Rosario Dawson is standing by boyfriend Senator Cory Booker on a special day.

The actress was seen arriving with her politician boyfriend at Joe Biden's inauguration as the 46th president of the United States. The two were seen smiling and waving at the crowds as they took their seats at the limited-sized ceremony.

The couple also wore matching masks made by Dawson's company Studio 189. In November, the actress, 41, shared a black and white photo of the couple on Instagram in which she congratulated Booker, 51, for defending his seat as New Jersey senator.

"So proud of and grateful for you my love. I got to vote for you here in New Jersey and am so glad that you overwhelmingly and rightfully won your seat again," Dawson wrote. "To know your leadership will continue to guide us with love, brilliance, patience, grace and effectiveness is the kind of representation and hope we need."

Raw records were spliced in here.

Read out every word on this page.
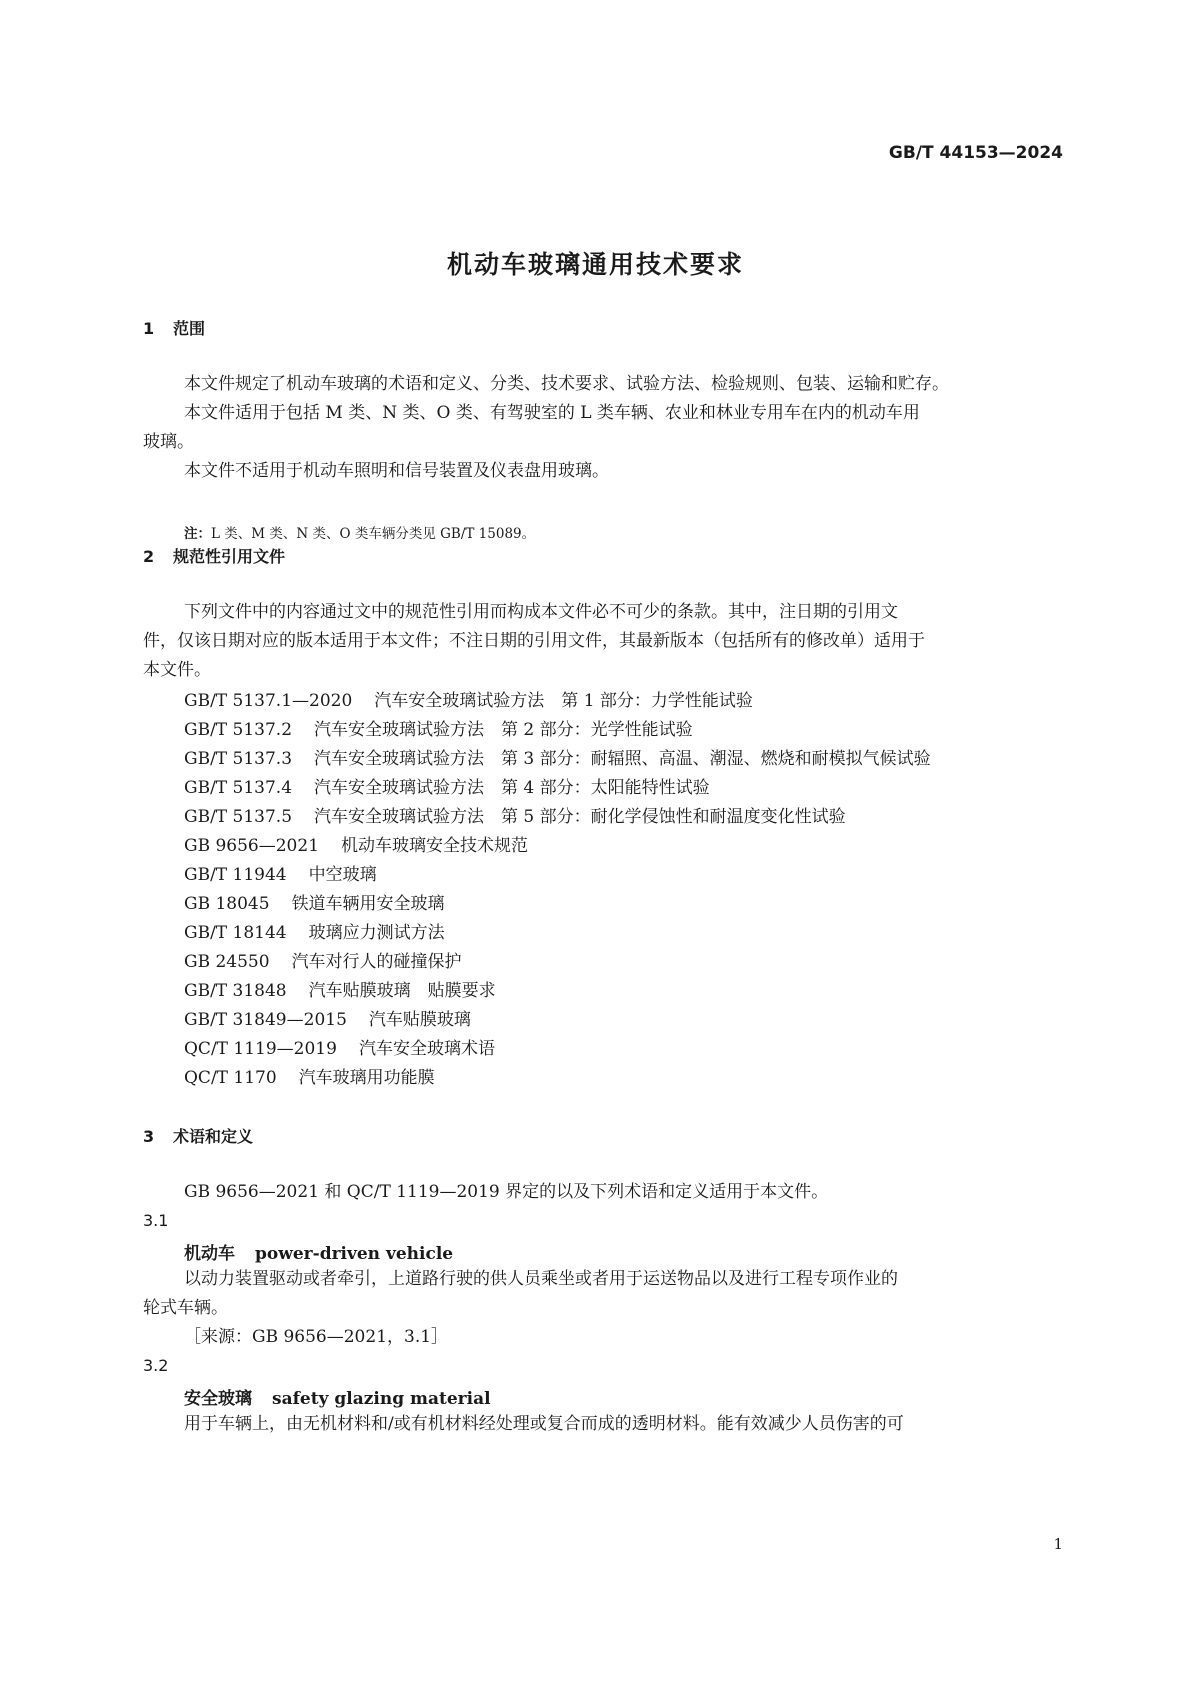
GB/T 44153—2024
机动车玻璃通用技术要求
1 范围
本文件规定了机动车玻璃的术语和定义、分类、技术要求、试验方法、检验规则、包装、运输和贮存。
本文件适用于包括 M 类、N 类、O 类、有驾驶室的 L 类车辆、农业和林业专用车在内的机动车用
玻璃。
本文件不适用于机动车照明和信号装置及仪表盘用玻璃。
注：L 类、M 类、N 类、O 类车辆分类见 GB/T 15089。
2 规范性引用文件
下列文件中的内容通过文中的规范性引用而构成本文件必不可少的条款。其中，注日期的引用文
件，仅该日期对应的版本适用于本文件；不注日期的引用文件，其最新版本（包括所有的修改单）适用于
本文件。
GB/T 5137.1—2020 汽车安全玻璃试验方法　第 1 部分：力学性能试验
GB/T 5137.2 汽车安全玻璃试验方法　第 2 部分：光学性能试验
GB/T 5137.3 汽车安全玻璃试验方法　第 3 部分：耐辐照、高温、潮湿、燃烧和耐模拟气候试验
GB/T 5137.4 汽车安全玻璃试验方法　第 4 部分：太阳能特性试验
GB/T 5137.5 汽车安全玻璃试验方法　第 5 部分：耐化学侵蚀性和耐温度变化性试验
GB 9656—2021 机动车玻璃安全技术规范
GB/T 11944 中空玻璃
GB 18045 铁道车辆用安全玻璃
GB/T 18144 玻璃应力测试方法
GB 24550 汽车对行人的碰撞保护
GB/T 31848 汽车贴膜玻璃　贴膜要求
GB/T 31849—2015 汽车贴膜玻璃
QC/T 1119—2019 汽车安全玻璃术语
QC/T 1170 汽车玻璃用功能膜
3 术语和定义
GB 9656—2021 和 QC/T 1119—2019 界定的以及下列术语和定义适用于本文件。
3.1
机动车 power-driven vehicle
以动力装置驱动或者牵引，上道路行驶的供人员乘坐或者用于运送物品以及进行工程专项作业的
轮式车辆。
［来源：GB 9656—2021，3.1］
3.2
安全玻璃 safety glazing material
用于车辆上，由无机材料和/或有机材料经处理或复合而成的透明材料。能有效减少人员伤害的可
1
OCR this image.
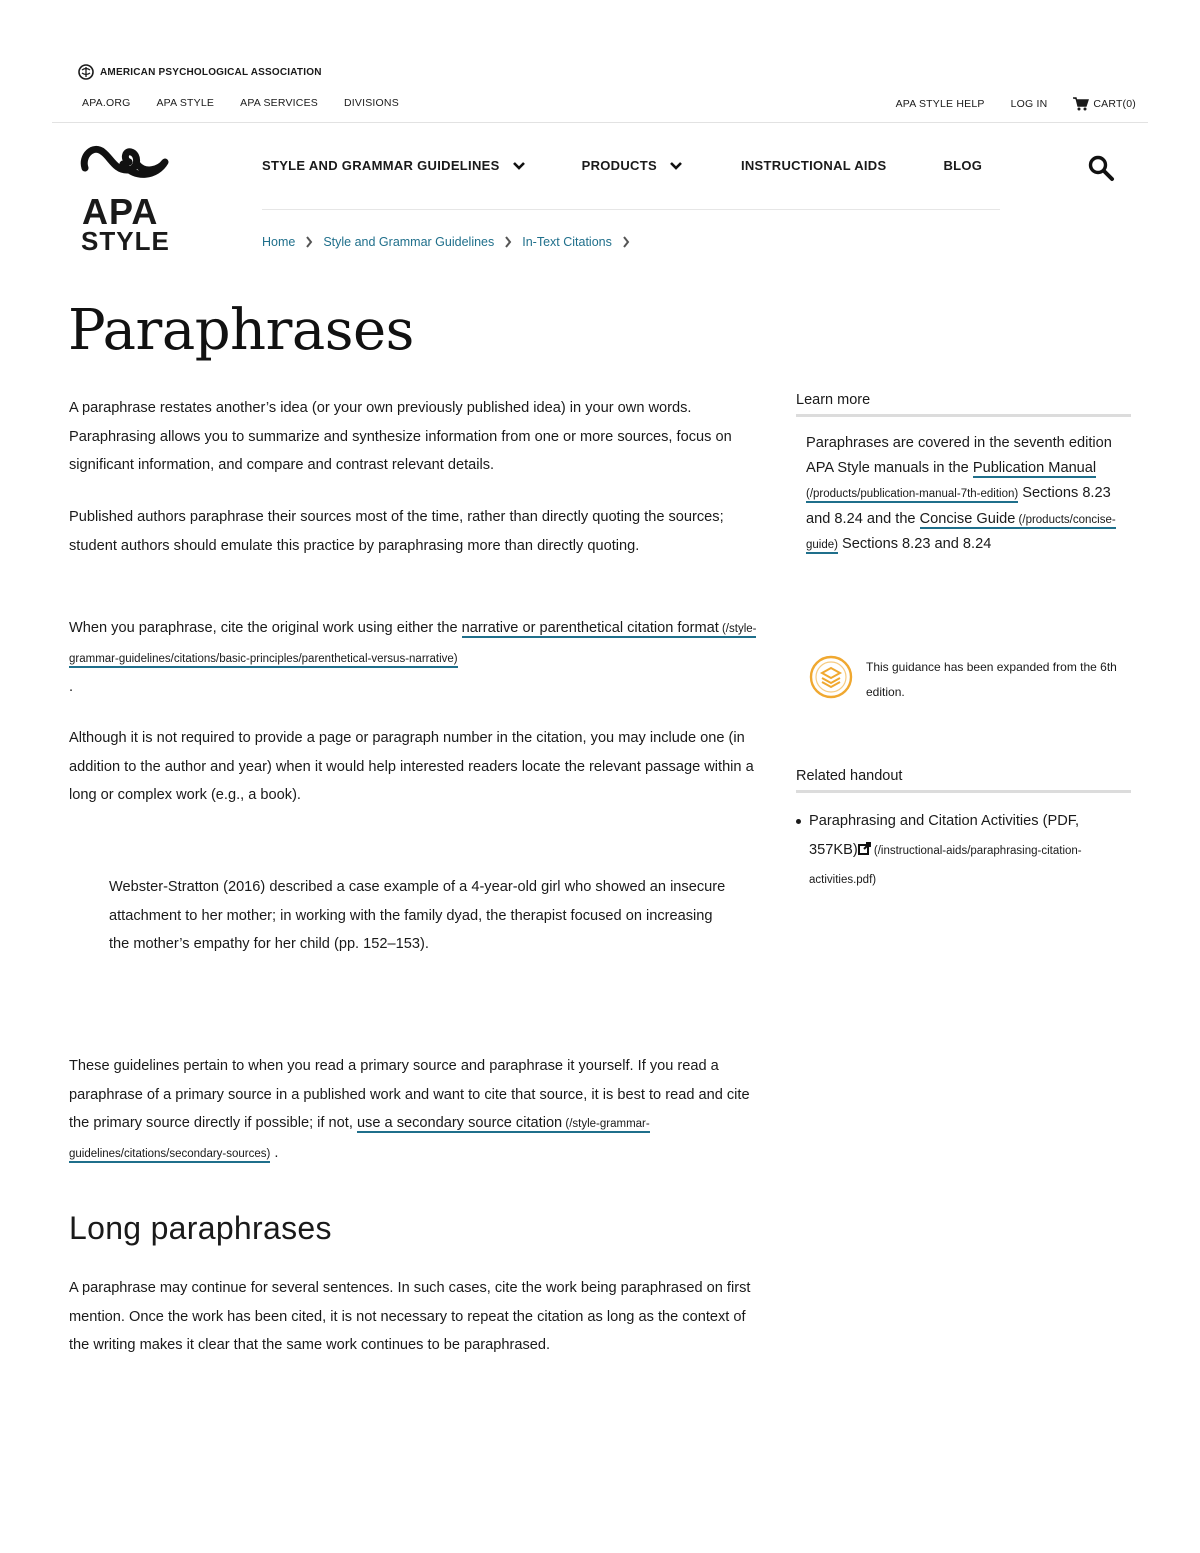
AMERICAN PSYCHOLOGICAL ASSOCIATION
APA.ORG APA STYLE APA SERVICES DIVISIONS	APA STYLE HELP LOG IN	CART(0)
APA
STYLE
STYLE AND GRAMMAR GUIDELINES	PRODUCTS	INSTRUCTIONAL AIDS	BLOG
Home Style and Grammar Guidelines In-Text Citations
Paraphrases

A paraphrase restates another’s idea (or your own previously published idea) in your own words. Paraphrasing allows you to summarize and synthesize information from one or more sources, focus on significant information, and compare and contrast relevant details.

Published authors paraphrase their sources most of the time, rather than directly quoting the sources; student authors should emulate this practice by paraphrasing more than directly quoting.

When you paraphrase, cite the original work using either the narrative or parenthetical citation format (/style-grammar-guidelines/citations/basic-principles/parenthetical-versus-narrative)
.

Although it is not required to provide a page or paragraph number in the citation, you may include one (in addition to the author and year) when it would help interested readers locate the relevant passage within a long or complex work (e.g., a book).

Webster-Stratton (2016) described a case example of a 4-year-old girl who showed an insecure attachment to her mother; in working with the family dyad, the therapist focused on increasing the mother’s empathy for her child (pp. 152–153).

These guidelines pertain to when you read a primary source and paraphrase it yourself. If you read a paraphrase of a primary source in a published work and want to cite that source, it is best to read and cite the primary source directly if possible; if not, use a secondary source citation (/style-grammar-guidelines/citations/secondary-sources) .

Long paraphrases

A paraphrase may continue for several sentences. In such cases, cite the work being paraphrased on first mention. Once the work has been cited, it is not necessary to repeat the citation as long as the context of the writing makes it clear that the same work continues to be paraphrased.

Learn more
Paraphrases are covered in the seventh edition APA Style manuals in the Publication Manual (/products/publication-manual-7th-edition) Sections 8.23 and 8.24 and the Concise Guide (/products/concise-guide) Sections 8.23 and 8.24
This guidance has been expanded from the 6th edition.
Related handout
Paraphrasing and Citation Activities (PDF, 357KB) (/instructional-aids/paraphrasing-citation-activities.pdf)
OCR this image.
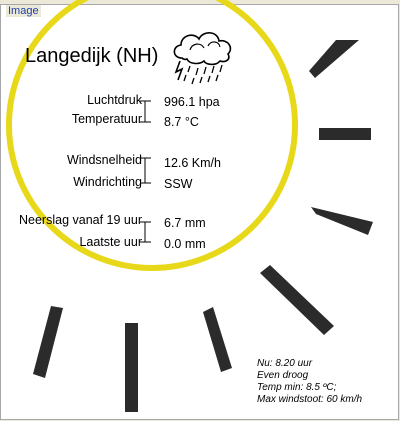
Image
Langedijk (NH)
Luchtdruk 996.1 hpa
Temperatuur 8.7 °C
Windsnelheid 12.6 Km/h
Windrichting SSW
Neerslag vanaf 19 uur 6.7 mm
Laatste uur 0.0 mm
Nu: 8.20 uur
Even droog
Temp min: 8.5 ºC;
Max windstoot: 60 km/h
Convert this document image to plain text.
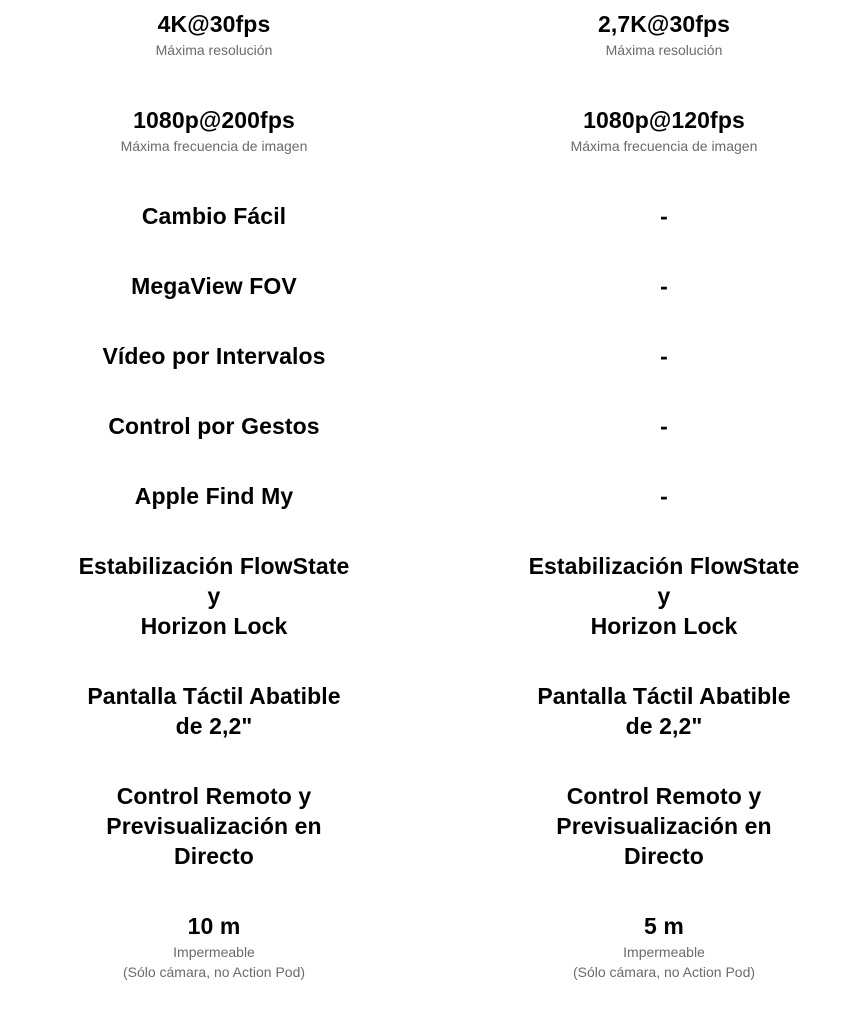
4K@30fps
Máxima resolución
1080p@200fps
Máxima frecuencia de imagen
Cambio Fácil
MegaView FOV
Vídeo por Intervalos
Control por Gestos
Apple Find My
Estabilización FlowState
y
Horizon Lock
Pantalla Táctil Abatible
de 2,2"
Control Remoto y
Previsualización en
Directo
10 m
Impermeable
(Sólo cámara, no Action Pod)
2,7K@30fps
Máxima resolución
1080p@120fps
Máxima frecuencia de imagen
-
-
-
-
-
Estabilización FlowState
y
Horizon Lock
Pantalla Táctil Abatible
de 2,2"
Control Remoto y
Previsualización en
Directo
5 m
Impermeable
(Sólo cámara, no Action Pod)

She continued, "We saw record turnout and need to keep building so that we can win both houses and make real change!

As incoming President Biden and incoming Vice President Kamala Harris were set to be sworn into office around noon on Wednesday at the U.S. Capitol, they were joined by former presidents, first ladies and some of the government's most powerful leaders.

The Obamas, the Bushes and the Clintons headlined the slimmed-down guest list for Wednesday's Inauguration Day events, which took place under the unprecedented twin circumstances of a global pandemic and a turbulent transfer of power in the wake of the deadly pro-Trump Capitol riots.

Former First Ladies Michelle Obama and Hillary Clinton arrived with their husbands, former Presidents Barack Obama and Bill Clinton, around 10 a.m. local time.

The former first couples arrived just as some of the most recognizable names in Congress also began to show up.

Departing President Donald Trump did not attend the inauguration amid his ongoing refusal to accept the outcome of the November general election.

Trump's absence and his former allies' appearances were noteworthy, but the otherwise normalcy of the guest list was most striking. In one subtly defiant scene that would've gone unnoticed at inaugurals before, House Speaker Nancy Pelosi, a longtime critic of the former president, stood next to Senate majority leader Mitch McConnell inside the Capitol, where they waited for the Inauguration Day ceremonies to begin.

"This is an effort to show some semblance of a normal inauguration," CNN host Wolf Blitzer remarked, as cameras on the news network showed the bipartisan guests arriving Wednesday morning.